Everything else (authentication, tags, canonical URL, publish status) is forwarded unchanged.


How it works

Postiz container
  │  fetch("https://api.medium.com/v1/users/.../posts")
  │
  │  [extra_hosts redirects api.medium.com → 172.19.0.100]
  ▼
medium-proxy:443  (self-signed cert for api.medium.com, trusted via NODE_EXTRA_CA_CERTS)
  │  - markdown → HTML
  │  - featured image to top
  ▼
api.medium.com  (real Medium API)

First-time deployment

On the Postiz LXC (192.168.1.90):

# 1. Clone this repo
cd /root
git clone https://gitea.alexandre-vazquez.cloud/alexandrev/medium-proxy.git
cd medium-proxy

# 2. Generate TLS certs, build image, start container
chmod +x setup.sh
./setup.sh

# 3. Apply the snippet printed by setup.sh to /root/postiz/docker-compose.yaml
#    (adds extra_hosts, NODE_EXTRA_CA_CERTS, and volume mount for the CA cert)

# 4. Restart only the postiz service
cd /root/postiz && docker compose up -d postiz

Postiz docker-compose.yaml patch

Add the following inside the postiz service block:

extra_hosts:
  - "api.medium.com:172.19.0.100"
environment:
  NODE_EXTRA_CA_CERTS: /certs/ca.crt
volumes:
  - /root/medium-proxy/certs/ca.crt:/certs/ca.crt:ro

Updating

cd /root/medium-proxy
git pull
docker compose up -d --build

No need to touch the Postiz docker-compose again — certs are reused.


Redeploying from scratch (e.g. after losing the LXC)

cd /root
git clone https://gitea.alexandre-vazquez.cloud/alexandrev/medium-proxy.git
cd medium-proxy
./setup.sh   # generates new certs
# Apply the printed snippet to /root/postiz/docker-compose.yaml
# Restart postiz

Note: New certs mean a new CA. Don't forget to restart the postiz container after updating the CA cert mount so Node.js picks it up (NODE_EXTRA_CA_CERTS is read at startup).


Verifying it works

# Check proxy is running
docker logs medium-proxy

# Send a test publish from Postiz and look for the conversion log line:
#   INFO  POST /v1/users/.../posts | contentFormat: markdown → html
docker logs -f medium-proxy

Limitations

  • Paywall: Medium's public API (v1) has no endpoint to toggle the Partner Program paywall.

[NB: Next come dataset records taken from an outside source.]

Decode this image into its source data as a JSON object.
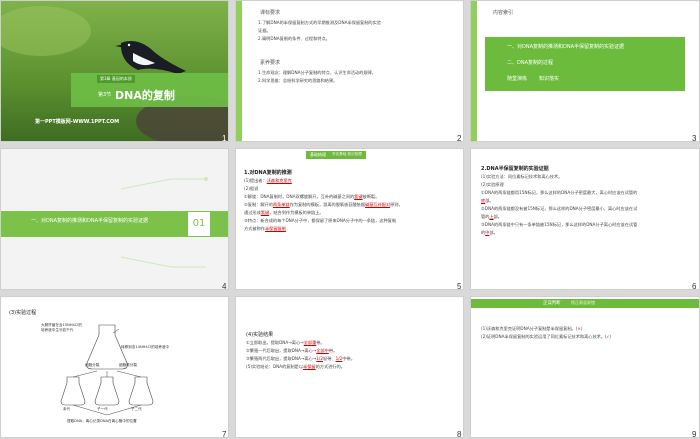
{
  "slides": [
    {
      "num": "1",
      "badge": "第3章 基因的本质",
      "section": "第3节",
      "title": "DNA的复制",
      "footer": "第一PPT模板网-WWW.1PPT.COM"
    },
    {
      "num": "2",
      "req1_title": "课标要求",
      "req1_lines": [
        "1.了解DNA的半保留复制方式的早期推测及DNA半保留复制的实验",
        "证据。",
        "2.阐明DNA复制的条件、过程和特点。"
      ],
      "req2_title": "素养要求",
      "req2_lines": [
        "1.生命观念：理解DNA分子复制的特点，认识生命活动的规律。",
        "2.科学思维：总结科学研究的思路和结果。"
      ]
    },
    {
      "num": "3",
      "title": "内容索引",
      "items": [
        "一、对DNA复制的推测和DNA半保留复制的实验证据",
        "二、DNA复制的过程"
      ],
      "links": [
        "随堂演练",
        "知识落实"
      ]
    },
    {
      "num": "4",
      "section_title": "一、对DNA复制的推测和DNA半保留复制的实验证据",
      "section_no": "01"
    },
    {
      "num": "5",
      "banner": "基础梳理",
      "banner2": "夯实基础 知识梳理",
      "heading": "1.对DNA复制的推测",
      "lines": [
        "(1)提出者：",
        "(2)假说",
        "①解旋：DNA复制时，DNA双螺旋解开，互补的碱基之间的",
        "被断裂。",
        "②复制：解开的",
        "作为复制的模板，游离的脱氧核苷酸依据",
        "原则，",
        "通过形成",
        "，结合到作为模板的单链上。",
        "③特点：新合成的每个DNA分子中，都保留了原来DNA分子中的一条链，这种复制",
        "方式被称作"
      ],
      "fills": [
        "沃森和克里克",
        "氢键",
        "两条单链",
        "碱基互补配对",
        "氢键",
        "半保留复制"
      ]
    },
    {
      "num": "6",
      "heading": "2.DNA半保留复制的实验证据",
      "lines": [
        "(1)实验方法：同位素标记技术和离心技术。",
        "(2)实验原理",
        "①DNA的两条链都用15N标记，那么这样的DNA分子密度最大，离心时应该在试管的",
        "部。",
        "②DNA的两条链都没有被15N标记，那么这样的DNA分子密度最小，离心时应该在试",
        "管的",
        "部。",
        "③DNA的两条链中只有一条单链被15N标记，那么这样的DNA分子离心时应该在试管",
        "的",
        "部。"
      ],
      "fills": [
        "底",
        "上",
        "中"
      ]
    },
    {
      "num": "7",
      "title": "(3)实验过程",
      "labels": [
        "大肠杆菌在含15NH4Cl的",
        "培养液中生长若干代",
        "转移到含14NH4Cl的培养液中",
        "提取DNA,离心",
        "细胞分裂",
        "一次",
        "细胞再分裂",
        "一次",
        "15N/15N-DNA",
        "15N/14N-DNA",
        "14N/14N-DNA",
        "15N/14N-DNA",
        "提取DNA，离心记录DNA在离心管中的位置",
        "亲代",
        "子一代",
        "子二代"
      ]
    },
    {
      "num": "8",
      "heading": "(4)实验结果",
      "lines": [
        "①立即取出，提取DNA→离心→",
        "带。",
        "②繁殖一代后取出，提取DNA→离心→",
        "带。",
        "③繁殖两代后取出，提取DNA→离心→",
        "轻带、",
        "中带。",
        "(5)实验结论：DNA的复制是以",
        "的方式进行的。"
      ],
      "fills": [
        "全部重",
        "全部中",
        "1/2",
        "1/2",
        "半保留"
      ]
    },
    {
      "num": "9",
      "banner": "正误判断",
      "banner2": "矫正易混易错",
      "lines": [
        "(1)沃森和克里克证明DNA分子复制是半保留复制。(",
        "×",
        ")",
        "(2)证明DNA半保留复制的实验运用了同位素标记技术和离心技术。(",
        "√",
        ")"
      ]
    }
  ],
  "colors": {
    "accent": "#6dbb3c",
    "green_dark": "#5aa02c",
    "red": "#c00000"
  }
}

Enable it manually for each story from the Medium web editor.
  • Featured image from WordPress: The proxy moves the first image already present in the article body. If the WordPress featured image is not embedded in the article content (only stored as a post thumbnail), the proxy has no way to retrieve it — the story will still show the pattern thumbnail.
  • Post updates: Medium's v1 API is create-only. Already-published stories with broken tables or missing images must be fixed manually via the Medium web editor.